Numerical and Experimental Design of a radial displaceable Inlet Distortion Device

Kurzfassung

The engine embedded in the aircraft fuselage is a promising future engine concept to achieve the aimed reduction of the flight mission fuel consumption. Due to high degree of integration, a part of the fuselage boundary layer enters the engines, which reaccelerate the fluid. The benefit is due to a reduced engine inlet momentum whereby less necessary power input for thrust production is necessary to produce the same amount of thrust, compared to non-distorted and is the main idea of the Boundary Layer Ingestion concept (BLI). This concept requires a well-adapted Fan - resistance against the inhomogeneous inflow condition over the whole flight mission. Design of this kind of Fan or more over an efficient and reliable thrust generator system requires a deep knowledge of the flow phenomena governing this area.

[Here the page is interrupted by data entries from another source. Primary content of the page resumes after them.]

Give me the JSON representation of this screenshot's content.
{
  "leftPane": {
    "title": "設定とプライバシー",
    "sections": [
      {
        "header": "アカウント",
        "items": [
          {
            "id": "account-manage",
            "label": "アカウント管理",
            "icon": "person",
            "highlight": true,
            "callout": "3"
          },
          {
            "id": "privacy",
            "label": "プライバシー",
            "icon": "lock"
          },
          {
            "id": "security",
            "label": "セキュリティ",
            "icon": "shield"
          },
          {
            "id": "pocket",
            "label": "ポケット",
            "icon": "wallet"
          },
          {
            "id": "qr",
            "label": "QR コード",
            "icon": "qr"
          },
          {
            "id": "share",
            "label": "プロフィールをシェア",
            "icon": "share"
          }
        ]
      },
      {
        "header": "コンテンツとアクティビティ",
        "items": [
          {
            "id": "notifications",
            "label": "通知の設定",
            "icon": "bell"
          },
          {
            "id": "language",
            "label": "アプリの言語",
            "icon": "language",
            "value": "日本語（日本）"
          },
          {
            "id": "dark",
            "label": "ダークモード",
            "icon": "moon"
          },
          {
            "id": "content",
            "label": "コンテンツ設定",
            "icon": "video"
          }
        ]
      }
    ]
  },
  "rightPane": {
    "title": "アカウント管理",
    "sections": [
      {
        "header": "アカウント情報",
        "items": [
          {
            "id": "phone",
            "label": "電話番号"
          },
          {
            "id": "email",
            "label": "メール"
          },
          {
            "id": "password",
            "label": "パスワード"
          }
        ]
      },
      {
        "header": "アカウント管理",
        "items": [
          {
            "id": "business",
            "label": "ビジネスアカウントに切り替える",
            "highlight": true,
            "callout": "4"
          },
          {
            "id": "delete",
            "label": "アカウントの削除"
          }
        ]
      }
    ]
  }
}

This paper presentsthe development of an Inlet distortion device (IDD) dedicated for a test setup with a newly designed counter rotating fan. The basis is the design of a device, which is able to generate the BLI-distortion in the test rig and the target is to achieve a calculated BLI pressure distribution, which comes from a CFD simulation of an aircraft with embedded engines. Since the counter-rotating rotor blades are made of carbon-fiber reinforced plastic material and were designed without inlet distortion, the mechanical behaviour of the blades is assumed to be critical at distorted inflow conditions. The inlet distortion device (IDD) should be able to be removed completely from the flow channel, so undistorted flow will be achieved quickly in the case of critical vibrations or amplitudes. One important parameter of the perforation is the opening ratio. This parameter will be applied as a design parameter to achieve the desired total pressure distribution. The validation of the numerical CFD simulations is done by experimental measurement data at a pre-examination test bench. The perforation pattern is optimized at a Mach number condition of test rig applying the validated numerical setup. Through the optimization of the opening ratio the choking of the IDD could be prevented. The influence of the immersion depth of the IDD is investigated by 3D-RANS CFD calculations to achieve different BLI distributions.